The figures, published in the Statistical Crime Portal of the Government, reveal that robberies committed with force in homes increased by 21% between January and March of this year compared to the same period in 2020, a disturbing figure, particularly if one takes into account that during the last fortnight of the quarter the state of alarm had been decreed and people were confined to their homes.
At the provincial level, house assaults decreased during that same period by 17%. They were reduced in Alcoy, Alicante, Benidorm, Dénia, Elche, Elda, Orihuela, Petrer, Santa Pola, San Vicente del Raspeig and Villena, increasing only in Torrevieja and La Vila Joiosa, where there was a 107% increase with 29 robberies taking place.
“The urban configuration of Torrevieja is more susceptible to this type of crime due to the number of houses, spread over multiple urbanisations, unlike, for example, cities such as Benidorm, where they are much more concentrated”, said the councillor for Security and Emergencies of Torrevieja, Federico Alarcón.
He also states that in the last year he has requested on three occasions that the Government increases the strength of the Civil Guard, which is currently around 150, a request, he stresses, that has not yet been met.
“It does not mean that they do it badly, but that we need are more human resources.
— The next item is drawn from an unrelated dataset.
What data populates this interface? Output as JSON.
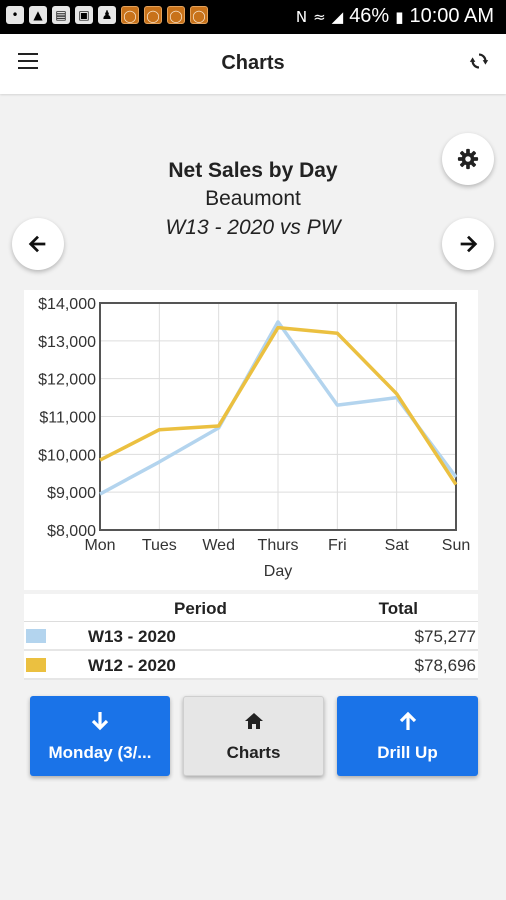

Despite the fact that they are very good at what they do, due to the size of the municipality, its characteristics and the fact that it is a tourist municipality, we need more agents,”he points out.
The Local Police are made up of about a hundred agents, although obviously not all are on patrol. “At this time, on average we have about six cars out in the morning, four or five in the afternoon and two or three at night,” says the councillor.
“The situation regarding our lack of personnel has worsened even more since the outbreak of the covid-19,” says the councillor, “when, in addition to the increase in summer visitors, when the city receives nearly 400,000 additional residents, there is the need to establish new patrols to control capacity in bars and restaurants, discos, and to allocate officers to deal with the illegal sale of products across the town, where the ‘looky looky’s’ tend to operate. “Their workload is increased enormously but it has to be accomplished using just the same number of policemen,” adds the councillor.
100,000 euros to boost video surveillance
One area in which the City Council is planning to invest is with the renovation and maintenance of video surveillance system Vyriato (Intelligent Video and Radar Assertive Torrevieja), with a planned spend of 100,000 euro.
It was launched in 2011, at a cost 1.7 million euros and has nearly two hundred cameras spread across various parts of the city. “It is an initial investment which has been included into the budget, but the objective is to be able to expand it to improve the service,” said Alarcón.